A New Internet

A Wikimedia server room.

A Wikimedia server room. (Photo credit: Wikipedia)

A research group in Europe has proposed to overhaul the way the Internet looks for data. The group was funded as part of a project called ‘Pursuit’ and their ideas are described in this Pursuit Fact Sheet.

The proposal involves changing the way that the Internet searches for data. Today searches are done by URL, or Universal Resource Locator. What URL searches do is to identify the original server that holds the desired data. When you do a Google search that is what you find – the address of the original server. The problem with looking for data this way is that everybody looking for that same data is going to be sent to that same server.

There are several problems that are associated with searches based upon looking for the original server that holds a piece of data. It means that everybody looking for that data is sent to the same server. If enough people look for that data at the same time the original server might crash. The original server can also be effectively shut down by denial of service attacks. And sending everybody to the original server is inefficient. If the original content everybody is looking for is a video, then that video is downloaded to each person who asks to see it, if you and your neighbors all decide to watch the same video, then it is downloaded individually to each one of you and will be sent through the Internet many times.

The Pursuit proposal is suggesting that we instead change the Internet to use URIs (Universal Resource Identifiers) to search for data. This kind of search is going to look for the content you are looking for rather than for the server that originally stored the data. So if you are looking for a TV show, it will look to see where that show is currently stored. If somebody in your local network has recently watched that show then the data is already available locally and you will be able to download it much faster and also not have to initiate a new download from the original server.

This is somewhat akin to the way that file-sharing sites work and you might be given a menu of sites that hold the data you are looking for. By choosing the nearest site you will be retrieving the data from somewhere other than the original server. The closer it is to you (network-wise, no geographically) the faster and more efficiently you will be able to retrieve it.

But more likely the retrieval will be automated, and you may download the content from many locations – grabbing a piece of the desired video from the different networks that currently hold that data.

This is not a new concept and networks that use switched digital video have been using the same concept. In those systems, the first person in a neighborhood node that watches a certain channel will open up a connection for that channel. But the second person then shares the already-open channel and does not initiate a new request back to the TV server. This means that a given channel is opened only once for a given node on the network.

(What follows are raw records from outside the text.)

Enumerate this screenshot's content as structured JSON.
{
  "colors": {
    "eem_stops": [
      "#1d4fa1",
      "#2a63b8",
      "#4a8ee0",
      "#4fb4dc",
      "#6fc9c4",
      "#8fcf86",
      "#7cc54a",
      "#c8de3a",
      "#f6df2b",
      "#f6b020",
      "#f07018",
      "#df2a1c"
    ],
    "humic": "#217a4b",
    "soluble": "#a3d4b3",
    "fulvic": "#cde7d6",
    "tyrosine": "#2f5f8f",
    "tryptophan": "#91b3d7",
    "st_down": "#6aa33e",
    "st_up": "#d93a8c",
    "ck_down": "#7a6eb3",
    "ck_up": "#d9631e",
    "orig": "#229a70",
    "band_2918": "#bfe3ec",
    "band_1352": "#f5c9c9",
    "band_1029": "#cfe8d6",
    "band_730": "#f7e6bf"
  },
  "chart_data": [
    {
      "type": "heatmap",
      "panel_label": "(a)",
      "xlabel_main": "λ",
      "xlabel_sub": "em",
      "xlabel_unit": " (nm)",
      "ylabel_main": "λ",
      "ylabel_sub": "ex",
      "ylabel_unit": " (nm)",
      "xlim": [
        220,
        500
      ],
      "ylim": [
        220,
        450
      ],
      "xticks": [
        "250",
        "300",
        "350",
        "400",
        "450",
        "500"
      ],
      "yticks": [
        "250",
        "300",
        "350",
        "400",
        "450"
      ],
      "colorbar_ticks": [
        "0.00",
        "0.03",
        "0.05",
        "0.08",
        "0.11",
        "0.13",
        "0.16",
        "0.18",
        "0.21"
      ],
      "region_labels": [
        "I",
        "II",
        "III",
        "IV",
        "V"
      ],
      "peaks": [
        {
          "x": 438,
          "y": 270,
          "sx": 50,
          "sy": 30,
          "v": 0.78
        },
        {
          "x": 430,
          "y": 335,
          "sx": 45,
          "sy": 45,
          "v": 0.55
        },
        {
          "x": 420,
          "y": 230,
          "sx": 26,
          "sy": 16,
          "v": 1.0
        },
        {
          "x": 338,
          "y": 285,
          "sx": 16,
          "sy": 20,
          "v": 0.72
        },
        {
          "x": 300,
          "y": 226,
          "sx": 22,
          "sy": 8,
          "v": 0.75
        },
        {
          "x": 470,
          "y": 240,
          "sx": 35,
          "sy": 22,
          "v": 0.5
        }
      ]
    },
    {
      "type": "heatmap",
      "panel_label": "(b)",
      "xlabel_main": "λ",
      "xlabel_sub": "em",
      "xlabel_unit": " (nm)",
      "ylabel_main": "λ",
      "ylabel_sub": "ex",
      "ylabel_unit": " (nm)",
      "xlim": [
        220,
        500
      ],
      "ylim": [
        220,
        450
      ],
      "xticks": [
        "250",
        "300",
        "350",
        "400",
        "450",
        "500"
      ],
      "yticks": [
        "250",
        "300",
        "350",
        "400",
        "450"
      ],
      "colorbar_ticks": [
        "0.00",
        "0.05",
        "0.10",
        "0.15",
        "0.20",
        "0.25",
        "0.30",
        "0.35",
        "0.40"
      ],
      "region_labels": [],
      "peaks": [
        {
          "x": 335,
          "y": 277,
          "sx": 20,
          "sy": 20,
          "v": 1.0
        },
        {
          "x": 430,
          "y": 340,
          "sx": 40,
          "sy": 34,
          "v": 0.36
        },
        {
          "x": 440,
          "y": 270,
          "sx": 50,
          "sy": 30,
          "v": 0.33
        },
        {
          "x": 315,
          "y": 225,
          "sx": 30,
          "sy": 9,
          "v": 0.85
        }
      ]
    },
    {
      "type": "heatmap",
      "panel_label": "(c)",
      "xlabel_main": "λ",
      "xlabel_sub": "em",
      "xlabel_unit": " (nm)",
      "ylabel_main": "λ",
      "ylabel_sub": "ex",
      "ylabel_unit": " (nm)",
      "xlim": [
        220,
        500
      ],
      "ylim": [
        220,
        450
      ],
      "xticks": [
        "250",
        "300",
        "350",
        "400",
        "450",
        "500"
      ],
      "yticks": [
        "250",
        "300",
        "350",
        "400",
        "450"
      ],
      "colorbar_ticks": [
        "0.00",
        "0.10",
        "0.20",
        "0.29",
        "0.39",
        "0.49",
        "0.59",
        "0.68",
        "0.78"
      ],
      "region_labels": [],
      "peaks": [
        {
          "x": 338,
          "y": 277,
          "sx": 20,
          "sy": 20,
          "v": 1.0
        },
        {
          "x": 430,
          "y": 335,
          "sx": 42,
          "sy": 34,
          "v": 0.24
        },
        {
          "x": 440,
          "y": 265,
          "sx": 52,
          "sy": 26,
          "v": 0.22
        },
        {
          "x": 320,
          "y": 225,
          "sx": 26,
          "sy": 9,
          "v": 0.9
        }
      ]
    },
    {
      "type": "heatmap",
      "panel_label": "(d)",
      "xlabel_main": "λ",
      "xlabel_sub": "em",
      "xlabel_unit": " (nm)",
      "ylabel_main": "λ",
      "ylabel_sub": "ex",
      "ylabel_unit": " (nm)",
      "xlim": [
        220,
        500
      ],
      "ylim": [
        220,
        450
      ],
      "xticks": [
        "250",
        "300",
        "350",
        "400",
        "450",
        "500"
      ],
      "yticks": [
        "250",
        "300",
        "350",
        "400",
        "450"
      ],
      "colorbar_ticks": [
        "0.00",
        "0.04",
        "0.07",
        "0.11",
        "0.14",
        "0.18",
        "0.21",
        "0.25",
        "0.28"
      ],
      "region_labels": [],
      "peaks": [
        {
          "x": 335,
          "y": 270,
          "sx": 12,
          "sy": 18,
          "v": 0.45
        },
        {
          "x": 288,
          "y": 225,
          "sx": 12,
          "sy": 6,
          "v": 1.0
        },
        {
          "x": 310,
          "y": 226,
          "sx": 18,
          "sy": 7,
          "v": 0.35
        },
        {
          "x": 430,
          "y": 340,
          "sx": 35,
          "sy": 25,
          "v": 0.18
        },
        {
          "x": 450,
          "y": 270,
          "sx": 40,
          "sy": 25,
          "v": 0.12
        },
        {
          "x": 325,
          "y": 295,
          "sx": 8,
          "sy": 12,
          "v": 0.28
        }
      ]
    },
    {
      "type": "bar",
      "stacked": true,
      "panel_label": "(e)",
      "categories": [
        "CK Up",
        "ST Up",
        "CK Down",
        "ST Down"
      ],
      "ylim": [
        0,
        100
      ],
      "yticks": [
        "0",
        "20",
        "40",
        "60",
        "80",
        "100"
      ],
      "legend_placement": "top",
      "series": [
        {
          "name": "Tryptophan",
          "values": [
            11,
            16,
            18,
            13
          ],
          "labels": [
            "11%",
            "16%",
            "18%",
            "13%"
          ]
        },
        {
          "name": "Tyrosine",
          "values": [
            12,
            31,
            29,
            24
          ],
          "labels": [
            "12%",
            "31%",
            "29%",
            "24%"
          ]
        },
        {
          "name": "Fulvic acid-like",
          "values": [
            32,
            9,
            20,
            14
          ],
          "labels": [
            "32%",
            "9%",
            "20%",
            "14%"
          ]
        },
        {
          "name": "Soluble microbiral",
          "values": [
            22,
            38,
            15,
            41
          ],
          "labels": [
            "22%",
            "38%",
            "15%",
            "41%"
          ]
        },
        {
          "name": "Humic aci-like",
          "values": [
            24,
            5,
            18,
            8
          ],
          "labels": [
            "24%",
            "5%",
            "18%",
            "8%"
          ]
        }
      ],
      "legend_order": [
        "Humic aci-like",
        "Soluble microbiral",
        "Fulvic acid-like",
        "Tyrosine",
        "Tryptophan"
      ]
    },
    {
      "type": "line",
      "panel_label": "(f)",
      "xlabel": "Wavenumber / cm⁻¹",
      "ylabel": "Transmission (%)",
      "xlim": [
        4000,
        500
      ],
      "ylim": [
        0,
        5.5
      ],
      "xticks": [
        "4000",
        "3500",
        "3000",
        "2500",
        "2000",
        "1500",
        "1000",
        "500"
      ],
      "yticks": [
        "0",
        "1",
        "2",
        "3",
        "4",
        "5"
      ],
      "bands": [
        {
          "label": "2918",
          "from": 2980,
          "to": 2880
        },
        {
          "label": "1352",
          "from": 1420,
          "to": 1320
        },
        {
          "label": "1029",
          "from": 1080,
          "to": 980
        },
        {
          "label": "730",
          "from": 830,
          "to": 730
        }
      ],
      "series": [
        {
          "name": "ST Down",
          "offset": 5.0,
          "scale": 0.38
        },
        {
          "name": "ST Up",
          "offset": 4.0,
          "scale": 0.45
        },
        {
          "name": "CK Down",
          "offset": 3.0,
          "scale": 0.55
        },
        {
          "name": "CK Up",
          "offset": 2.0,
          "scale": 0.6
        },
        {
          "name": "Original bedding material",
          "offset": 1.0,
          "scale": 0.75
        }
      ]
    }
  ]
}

There are huge advantages to this kind of shift in the Internet. Today the vast majority of data being sent through the Internet is video. And one has to imagine that very large numbers of people watch the same content. And so changing to a system where a given video is sent to your local node only one time is a huge improvement in efficiency. This is going to take the strain off of content servers and is also going to relive a lot of the congestion on the Internet backbone. In fact, once the data has been dispersed the Internet the original server could be taken out of service, but the content will live on.

There are some downsides to this kind of system. For example, one often hears of somebody pulling down content that they don’t want viewed any longer. But in an information-centric network it would not matter if data is removed from the original server. As long as somebody was recently watching the content it would live on, independent of the original server.

There are a lot of changes that need to be made to make a transition to an information-centric web. This is going to take changes to the transport, caching systems, error control, flow controls and other core processes involved in retrieving data. But the gigantic increase in efficiency from this change means that it is inevitable that this is going to come to pass.